2. From predisposition to prevention
Mutations of certain genes predispose people to developing certain types of cancer. This is what happens, for example, with certain alterations in the BRCA1 and BRCA2 genes, which increase the chances of developing breast or ovarian cancer and tend to accumulate in some families (which is why Angeline Jolie chose to have these organs removed). The scenario, however, is complex: depending on which mutation a woman has, the risk is higher or lower, there can be interactions with other variants, or lifestyle or hormonal factors, and there are many mutations in other genes that are also being studied to determine their role.
Understanding the markers and risks in depth would help choose the best measures: surgery in some cases or, in many others, personalized periodic monitoring like mammograms for breast cancer.

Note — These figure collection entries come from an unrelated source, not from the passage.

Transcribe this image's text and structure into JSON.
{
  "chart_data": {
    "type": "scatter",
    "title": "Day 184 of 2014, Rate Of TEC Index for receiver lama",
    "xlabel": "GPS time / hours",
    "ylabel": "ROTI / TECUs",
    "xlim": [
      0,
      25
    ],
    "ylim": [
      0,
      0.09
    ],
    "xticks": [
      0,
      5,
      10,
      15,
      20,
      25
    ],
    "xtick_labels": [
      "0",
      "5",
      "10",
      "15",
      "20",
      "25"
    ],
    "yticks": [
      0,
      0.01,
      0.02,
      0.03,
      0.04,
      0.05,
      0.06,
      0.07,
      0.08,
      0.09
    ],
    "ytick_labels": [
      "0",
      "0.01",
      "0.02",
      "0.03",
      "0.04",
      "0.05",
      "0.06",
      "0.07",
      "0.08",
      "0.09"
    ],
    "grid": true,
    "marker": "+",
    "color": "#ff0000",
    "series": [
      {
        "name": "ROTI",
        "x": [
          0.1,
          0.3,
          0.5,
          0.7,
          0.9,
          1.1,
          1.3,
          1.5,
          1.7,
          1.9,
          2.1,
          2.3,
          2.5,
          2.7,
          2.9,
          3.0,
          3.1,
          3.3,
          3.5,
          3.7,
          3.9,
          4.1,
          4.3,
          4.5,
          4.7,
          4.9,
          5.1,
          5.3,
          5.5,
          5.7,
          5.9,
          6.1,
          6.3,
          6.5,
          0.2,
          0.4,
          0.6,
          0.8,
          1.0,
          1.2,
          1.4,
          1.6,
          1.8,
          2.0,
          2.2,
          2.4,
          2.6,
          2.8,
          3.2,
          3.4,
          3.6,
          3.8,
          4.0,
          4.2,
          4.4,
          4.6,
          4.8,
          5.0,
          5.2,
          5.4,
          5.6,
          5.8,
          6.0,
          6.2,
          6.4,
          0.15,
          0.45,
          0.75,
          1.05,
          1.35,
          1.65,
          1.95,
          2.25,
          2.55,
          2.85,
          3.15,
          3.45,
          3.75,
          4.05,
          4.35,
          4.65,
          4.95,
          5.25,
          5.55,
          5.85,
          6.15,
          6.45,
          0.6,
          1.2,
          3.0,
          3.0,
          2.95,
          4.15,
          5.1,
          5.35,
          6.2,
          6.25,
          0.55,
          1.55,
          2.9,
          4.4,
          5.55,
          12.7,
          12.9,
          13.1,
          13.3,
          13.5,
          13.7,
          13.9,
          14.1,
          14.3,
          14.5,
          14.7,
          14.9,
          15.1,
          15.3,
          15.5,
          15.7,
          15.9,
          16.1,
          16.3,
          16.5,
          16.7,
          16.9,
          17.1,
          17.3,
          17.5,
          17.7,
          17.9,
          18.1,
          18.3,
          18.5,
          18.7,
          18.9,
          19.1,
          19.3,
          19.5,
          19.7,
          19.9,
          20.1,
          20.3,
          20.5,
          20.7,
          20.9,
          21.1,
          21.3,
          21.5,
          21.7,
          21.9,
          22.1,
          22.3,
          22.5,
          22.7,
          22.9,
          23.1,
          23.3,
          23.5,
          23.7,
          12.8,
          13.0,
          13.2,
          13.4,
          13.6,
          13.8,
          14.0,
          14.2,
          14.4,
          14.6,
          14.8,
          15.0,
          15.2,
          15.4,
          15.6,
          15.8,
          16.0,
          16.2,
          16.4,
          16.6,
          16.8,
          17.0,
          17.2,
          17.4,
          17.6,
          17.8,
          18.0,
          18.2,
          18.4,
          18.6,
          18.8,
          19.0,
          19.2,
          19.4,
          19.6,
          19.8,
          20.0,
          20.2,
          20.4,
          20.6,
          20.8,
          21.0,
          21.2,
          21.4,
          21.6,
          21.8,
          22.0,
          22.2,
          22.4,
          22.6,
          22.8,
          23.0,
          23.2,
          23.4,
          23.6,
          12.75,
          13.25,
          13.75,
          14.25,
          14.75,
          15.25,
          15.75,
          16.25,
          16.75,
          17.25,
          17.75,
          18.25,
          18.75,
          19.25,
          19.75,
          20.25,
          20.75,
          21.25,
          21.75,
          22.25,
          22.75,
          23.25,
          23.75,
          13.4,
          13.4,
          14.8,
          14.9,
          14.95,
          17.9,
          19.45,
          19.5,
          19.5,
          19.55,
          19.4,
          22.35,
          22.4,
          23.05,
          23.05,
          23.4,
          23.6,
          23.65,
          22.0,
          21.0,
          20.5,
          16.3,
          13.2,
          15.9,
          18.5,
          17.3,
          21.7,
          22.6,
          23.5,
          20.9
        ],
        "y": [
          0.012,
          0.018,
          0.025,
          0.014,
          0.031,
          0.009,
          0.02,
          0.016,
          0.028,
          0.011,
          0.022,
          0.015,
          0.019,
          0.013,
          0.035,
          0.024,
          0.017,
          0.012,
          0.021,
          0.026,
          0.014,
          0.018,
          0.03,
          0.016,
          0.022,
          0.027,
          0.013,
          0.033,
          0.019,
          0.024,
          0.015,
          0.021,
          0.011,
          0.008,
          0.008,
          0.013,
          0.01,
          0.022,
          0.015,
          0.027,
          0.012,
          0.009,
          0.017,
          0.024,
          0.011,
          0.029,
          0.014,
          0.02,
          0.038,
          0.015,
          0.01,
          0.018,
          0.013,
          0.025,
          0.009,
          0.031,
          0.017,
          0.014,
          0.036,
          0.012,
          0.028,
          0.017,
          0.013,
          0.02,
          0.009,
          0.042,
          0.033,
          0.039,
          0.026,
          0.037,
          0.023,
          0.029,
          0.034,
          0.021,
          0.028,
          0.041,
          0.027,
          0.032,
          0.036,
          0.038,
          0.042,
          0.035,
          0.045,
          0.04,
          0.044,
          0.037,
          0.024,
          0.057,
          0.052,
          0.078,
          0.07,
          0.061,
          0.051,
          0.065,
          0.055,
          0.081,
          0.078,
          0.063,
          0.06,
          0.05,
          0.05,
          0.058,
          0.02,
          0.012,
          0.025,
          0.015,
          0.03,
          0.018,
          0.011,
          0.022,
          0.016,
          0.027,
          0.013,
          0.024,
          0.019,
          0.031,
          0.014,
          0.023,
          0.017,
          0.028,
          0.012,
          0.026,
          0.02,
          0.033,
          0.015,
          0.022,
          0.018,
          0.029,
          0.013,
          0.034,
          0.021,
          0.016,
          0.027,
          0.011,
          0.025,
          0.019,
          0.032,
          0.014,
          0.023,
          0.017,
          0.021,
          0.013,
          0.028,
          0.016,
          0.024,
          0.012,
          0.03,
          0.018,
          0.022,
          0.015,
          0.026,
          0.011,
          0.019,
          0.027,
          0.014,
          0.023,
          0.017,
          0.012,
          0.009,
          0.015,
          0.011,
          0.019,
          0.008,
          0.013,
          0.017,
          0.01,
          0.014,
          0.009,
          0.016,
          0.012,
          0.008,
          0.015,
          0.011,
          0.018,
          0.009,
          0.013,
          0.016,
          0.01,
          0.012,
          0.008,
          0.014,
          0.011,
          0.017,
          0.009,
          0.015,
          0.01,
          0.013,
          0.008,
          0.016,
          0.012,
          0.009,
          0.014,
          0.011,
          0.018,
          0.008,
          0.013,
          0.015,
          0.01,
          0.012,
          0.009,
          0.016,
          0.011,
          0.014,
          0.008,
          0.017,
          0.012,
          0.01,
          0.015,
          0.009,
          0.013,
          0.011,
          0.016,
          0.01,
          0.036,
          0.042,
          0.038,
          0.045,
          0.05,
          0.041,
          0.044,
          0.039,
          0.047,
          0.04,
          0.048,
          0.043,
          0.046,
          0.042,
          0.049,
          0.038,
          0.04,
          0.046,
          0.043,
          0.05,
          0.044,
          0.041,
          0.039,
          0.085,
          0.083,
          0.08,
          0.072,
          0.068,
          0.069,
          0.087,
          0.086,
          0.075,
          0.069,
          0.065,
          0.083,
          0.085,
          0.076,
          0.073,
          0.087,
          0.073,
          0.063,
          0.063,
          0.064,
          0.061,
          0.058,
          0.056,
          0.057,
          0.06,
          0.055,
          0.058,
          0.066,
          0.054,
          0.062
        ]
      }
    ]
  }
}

For this type, “in theory, combining everything, we could go from 5% prediction to 45%, but we don’t have those models yet,” explained Antonis Antoniou, a professor at the University of Cambridge who has participated in several international consortia on susceptibility to cancer.

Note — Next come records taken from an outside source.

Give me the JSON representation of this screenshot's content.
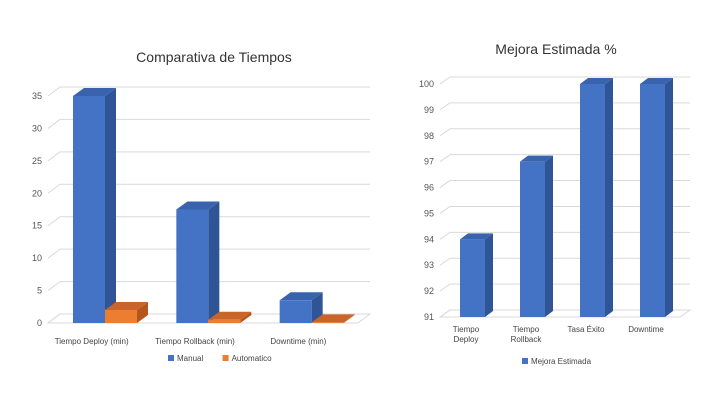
{
  "colors": {
    "manual": "#4472C4",
    "manual_side": "#2F5597",
    "manual_top": "#3A63AD",
    "automatico": "#ED7D31",
    "automatico_side": "#B5571D",
    "automatico_top": "#C9652A",
    "grid": "#D9D9D9"
  },
  "chart_data": [
    {
      "type": "bar",
      "style": "3d-clustered-column",
      "title": "Comparativa de Tiempos",
      "categories": [
        "Tiempo Deploy (min)",
        "Tiempo Rollback (min)",
        "Downtime (min)"
      ],
      "series": [
        {
          "name": "Manual",
          "values": [
            35,
            17.5,
            3.5
          ]
        },
        {
          "name": "Automatico",
          "values": [
            2,
            0.5,
            0.1
          ]
        }
      ],
      "ylim": [
        0,
        35
      ],
      "yticks": [
        0,
        5,
        10,
        15,
        20,
        25,
        30,
        35
      ],
      "grid": true,
      "legend": "bottom"
    },
    {
      "type": "bar",
      "style": "3d-column",
      "title": "Mejora Estimada %",
      "categories": [
        "Tiempo Deploy",
        "Tiempo Rollback",
        "Tasa Éxito",
        "Downtime"
      ],
      "series": [
        {
          "name": "Mejora Estimada",
          "values": [
            94,
            97,
            100,
            100
          ]
        }
      ],
      "ylim": [
        91,
        100
      ],
      "yticks": [
        91,
        92,
        93,
        94,
        95,
        96,
        97,
        98,
        99,
        100
      ],
      "grid": true,
      "legend": "bottom"
    }
  ]
}
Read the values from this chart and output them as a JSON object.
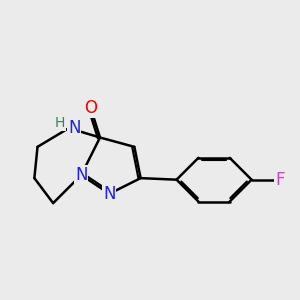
{
  "background_color": "#ebebeb",
  "bond_color": "#000000",
  "bond_width": 1.8,
  "atom_colors": {
    "N": "#2020ee",
    "O": "#ee0000",
    "F": "#cc44cc",
    "H": "#2e8b57",
    "C": "#000000"
  }
}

According to Nicoline Hoogerbrugge, professor of Hereditary Cancer at Radboud University Medical Center, in the Netherlands, up to 40% of these patients have a family history of cancer but, in most cases, we do not know which genes are responsible. One that could be behind some cases is NTHL1, a gene that when mutated comes with a higher risk of colon cancer. Her group has also shown it increases the risk of breast cancer as well.

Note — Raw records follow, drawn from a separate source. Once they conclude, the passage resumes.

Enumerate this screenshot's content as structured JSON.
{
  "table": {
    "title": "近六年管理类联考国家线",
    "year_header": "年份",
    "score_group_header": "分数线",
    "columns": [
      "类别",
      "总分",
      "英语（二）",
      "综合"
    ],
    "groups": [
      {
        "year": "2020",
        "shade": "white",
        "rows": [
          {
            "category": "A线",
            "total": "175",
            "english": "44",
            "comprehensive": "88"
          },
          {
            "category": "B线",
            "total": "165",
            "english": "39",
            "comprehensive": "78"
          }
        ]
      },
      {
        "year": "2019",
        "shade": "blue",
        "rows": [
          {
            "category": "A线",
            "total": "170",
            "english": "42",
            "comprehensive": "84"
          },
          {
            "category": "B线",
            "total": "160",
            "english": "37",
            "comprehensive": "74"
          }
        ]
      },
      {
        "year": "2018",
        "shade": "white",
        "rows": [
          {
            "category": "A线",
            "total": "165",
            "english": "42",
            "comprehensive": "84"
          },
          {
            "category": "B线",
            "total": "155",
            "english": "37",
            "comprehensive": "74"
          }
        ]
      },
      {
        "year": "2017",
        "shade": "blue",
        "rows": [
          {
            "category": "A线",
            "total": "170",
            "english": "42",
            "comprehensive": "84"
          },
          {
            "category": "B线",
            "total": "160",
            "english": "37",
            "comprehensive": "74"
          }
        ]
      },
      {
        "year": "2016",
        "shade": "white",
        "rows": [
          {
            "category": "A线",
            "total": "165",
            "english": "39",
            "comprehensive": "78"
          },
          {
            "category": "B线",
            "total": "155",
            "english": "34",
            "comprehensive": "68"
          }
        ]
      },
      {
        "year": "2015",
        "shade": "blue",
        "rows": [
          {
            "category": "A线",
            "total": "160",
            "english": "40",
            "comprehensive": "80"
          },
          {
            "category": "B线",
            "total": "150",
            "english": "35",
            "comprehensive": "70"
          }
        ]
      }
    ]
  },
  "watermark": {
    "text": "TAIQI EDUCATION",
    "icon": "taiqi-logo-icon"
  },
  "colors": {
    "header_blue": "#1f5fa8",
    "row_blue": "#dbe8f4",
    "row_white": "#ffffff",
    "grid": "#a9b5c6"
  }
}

Some of these genes can also be found in a panel Hospital Vall d’Hebron has studied in more than 1,200 patients in recent years. The study, which will be published soon, was presented by Judith Balmaña, of the Vall d’Hebron Institute of Oncology. According to the results, adding a panel of 19 genes on top of those already commonly studied could help improve risk detection.
Preventative treatment would also be related. Really, the end goal, according to Jack Cuzick, director of the Wolfson Institute of Preventive Medicine in London, is to do what cardiologists did years ago: “starting to use risk factors (cholesterol, high blood pressure) as a treatable disease.” Something like this has been achieved with estrogen inhibitors, which are sometimes used to treat or prevent breast cancer. But work is underway to improve them and to find preventative therapies for tumors that these drugs don’t work on.
Cervical cancer deserves a chapter of its own. Mainly caused by infection with one of the different types of human papilloma virus (although infection does not necessarily mean it will develop), there is now a vaccine that is “extraordinarily effective for prevention,” said Francesc Xavier Bosch, senior researcher at IDIBELL Barcelona. Plus, there is a very powerful screening tool for the virus, “which is here to stay and will soon be widespread,” added Bosch.
Regular pap smears are currently used, although they are not that sensitive and cannot always identify lesions, which means they must be repeated often. Bosch is one of the promotors of the HPV-Faster program, which aims to extend the use of the vaccine beyond pre-adolescent girls: the idea is to give it to women under 30, or even 50 in some cases, along with a personalized screening program to consider giving it to men as well.